Join the Club: The Lowther Acousta 115 Loudspeaker
There are many aficionados of single-ended triode amplification for whom the search for sonic happiness has ended with the Lowther driver. Its ranks of devotees have swelled over the years ... and justifiably so. My first exposure many years ago to a Lowther PM6C was quite memorable, and I'd periodically get the urge to taste the forbidden fruit. Finally, in 1995 I decided to take the plunge and ordered a pair of PM7A drivers from Tony Glynn, Lowther Club of America (http://www.lowther-america.com/ or via snail mail: P.O. Box 4758, Salem, Oregon 97302; Tel.: 503-370- 9115). Additionally, I bought a pair of finished cabinets through the Club. These enclosures are essentially copies of Lowther's rear horn-loaded Acousta 115 cabinet with only slight modifications (all for the better).
This was no ordinary transaction. Purchasing a Lowther can be a frustrating experience. It took some six months for the drivers to arrive, and it was only through Tony's personal intervention that the drivers arrived as early as they did. Also, instead of the 16-ohm version I asked for, 8-ohm drivers were delivered. I mention my personal experience to emphasize what my source in the UK reinforces, that Lowther is presently a marginal company with sporadic production and limited resources.

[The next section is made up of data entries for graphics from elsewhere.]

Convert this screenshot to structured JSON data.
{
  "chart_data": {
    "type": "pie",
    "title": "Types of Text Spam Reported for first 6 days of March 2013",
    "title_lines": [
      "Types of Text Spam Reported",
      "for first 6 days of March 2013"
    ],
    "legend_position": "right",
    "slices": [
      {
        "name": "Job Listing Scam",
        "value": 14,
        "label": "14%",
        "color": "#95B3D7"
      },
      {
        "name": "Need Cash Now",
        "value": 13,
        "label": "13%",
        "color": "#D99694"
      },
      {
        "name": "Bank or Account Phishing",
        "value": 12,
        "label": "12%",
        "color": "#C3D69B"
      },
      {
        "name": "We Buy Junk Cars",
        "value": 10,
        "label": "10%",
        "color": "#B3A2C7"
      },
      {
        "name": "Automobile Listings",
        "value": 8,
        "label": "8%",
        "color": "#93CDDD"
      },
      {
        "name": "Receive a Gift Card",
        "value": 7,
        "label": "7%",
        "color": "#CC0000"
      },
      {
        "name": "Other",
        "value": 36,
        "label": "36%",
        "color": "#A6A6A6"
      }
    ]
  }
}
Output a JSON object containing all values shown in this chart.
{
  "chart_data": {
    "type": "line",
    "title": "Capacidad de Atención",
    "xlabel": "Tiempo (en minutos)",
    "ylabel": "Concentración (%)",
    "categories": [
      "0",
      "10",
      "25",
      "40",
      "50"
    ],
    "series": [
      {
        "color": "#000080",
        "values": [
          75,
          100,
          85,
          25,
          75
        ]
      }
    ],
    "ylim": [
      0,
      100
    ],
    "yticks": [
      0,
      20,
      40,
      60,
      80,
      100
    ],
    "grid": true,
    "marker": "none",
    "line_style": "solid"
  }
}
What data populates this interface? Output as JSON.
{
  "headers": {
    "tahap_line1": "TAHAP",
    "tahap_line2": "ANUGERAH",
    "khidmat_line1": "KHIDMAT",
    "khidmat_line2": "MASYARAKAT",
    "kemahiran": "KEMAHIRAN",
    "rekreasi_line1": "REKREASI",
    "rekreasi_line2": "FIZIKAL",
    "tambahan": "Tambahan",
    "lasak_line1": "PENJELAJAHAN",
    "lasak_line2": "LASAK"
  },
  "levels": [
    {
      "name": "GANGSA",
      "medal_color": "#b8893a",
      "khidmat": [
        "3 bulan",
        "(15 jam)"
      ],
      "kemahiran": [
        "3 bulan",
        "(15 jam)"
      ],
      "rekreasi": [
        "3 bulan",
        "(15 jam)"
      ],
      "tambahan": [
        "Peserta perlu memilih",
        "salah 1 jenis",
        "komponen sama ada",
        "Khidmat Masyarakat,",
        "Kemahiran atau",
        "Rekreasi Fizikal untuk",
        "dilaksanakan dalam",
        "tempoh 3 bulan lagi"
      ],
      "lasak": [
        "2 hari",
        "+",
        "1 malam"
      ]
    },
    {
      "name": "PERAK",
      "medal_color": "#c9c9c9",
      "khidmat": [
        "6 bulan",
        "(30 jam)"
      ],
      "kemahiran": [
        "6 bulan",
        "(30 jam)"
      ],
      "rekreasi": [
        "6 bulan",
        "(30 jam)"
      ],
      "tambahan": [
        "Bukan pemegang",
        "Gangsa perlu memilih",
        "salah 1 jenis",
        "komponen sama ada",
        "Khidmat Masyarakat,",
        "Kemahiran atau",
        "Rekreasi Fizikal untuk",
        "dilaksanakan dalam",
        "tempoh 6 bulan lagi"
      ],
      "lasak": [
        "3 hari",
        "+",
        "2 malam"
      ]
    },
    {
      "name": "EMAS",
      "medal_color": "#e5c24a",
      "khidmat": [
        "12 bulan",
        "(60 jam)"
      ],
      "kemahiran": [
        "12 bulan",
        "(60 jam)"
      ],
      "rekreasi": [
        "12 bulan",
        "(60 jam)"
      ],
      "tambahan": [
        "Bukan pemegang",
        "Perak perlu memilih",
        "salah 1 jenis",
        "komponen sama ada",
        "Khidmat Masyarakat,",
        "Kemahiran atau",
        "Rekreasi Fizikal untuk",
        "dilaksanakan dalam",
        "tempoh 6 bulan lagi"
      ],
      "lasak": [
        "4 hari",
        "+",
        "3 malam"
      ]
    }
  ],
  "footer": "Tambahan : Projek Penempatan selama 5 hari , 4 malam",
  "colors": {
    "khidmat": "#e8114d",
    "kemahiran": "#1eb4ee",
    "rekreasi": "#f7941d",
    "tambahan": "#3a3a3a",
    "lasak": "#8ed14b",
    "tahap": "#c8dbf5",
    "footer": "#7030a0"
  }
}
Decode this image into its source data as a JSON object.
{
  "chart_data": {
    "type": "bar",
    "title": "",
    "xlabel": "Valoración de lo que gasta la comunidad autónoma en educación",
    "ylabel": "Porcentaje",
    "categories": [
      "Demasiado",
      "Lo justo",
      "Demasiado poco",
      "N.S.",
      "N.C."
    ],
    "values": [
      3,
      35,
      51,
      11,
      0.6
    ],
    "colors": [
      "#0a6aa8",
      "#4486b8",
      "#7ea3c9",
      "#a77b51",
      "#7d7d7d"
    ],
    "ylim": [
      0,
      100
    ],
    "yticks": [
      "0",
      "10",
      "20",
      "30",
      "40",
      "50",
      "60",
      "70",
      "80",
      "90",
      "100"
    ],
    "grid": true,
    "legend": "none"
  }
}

My time with the Lowther has been fairly limited so far. These are speakers that take a notoriously long time to break in. So with that caveat in mind, let me offer a synopsis of my first sonic impressions. Certainly, in the context of the Acousta cabinet, there is no deep bass and only limited mid bass. Treble extension is limited to about 12 kHz. The treble is pretty directional; you have to sit in a tight sweet spot to enjoy what there is. The midrange is, however, where the Lowther shines. It shares with the old QUAD ESL the same sort of magically cohesive presentation. The tonal balance is, however, considerably different. Whereas the QUAD is laid back, the Lowther is most definitely not. Part of its charm comes form a moderate peak in the upper mid/presence region that projects female voice into your lap. This is similar in tonal balance to the behavior of the Altec 755A driver, which I experimented with a couple of years ago. The Altec is no doubt a great PA speaker: it projects voice so vividly that more accurate transducers seem tame in comparison. No wonder it has such a devout cult following. Overall, the Lowther is a much better driver, with transient speed and control that runs circles around the Altec. Driven by a pair of Cary 805s, spatial outlines took on flesh and blood palpability. Transparency is quite remarkable, as is detail resolution. This is a high-resolution transducer that shines a bright light onto the soundstage. Dynamic nuances are voiced with a conviction matched only by a handful of other speakers on this planet. The Lowther sure pushed my emotional buttons. Together with the classic QUAD ESL, these loudspeakers underscore just how little progress music lovers have had to contend with in the past 50 years.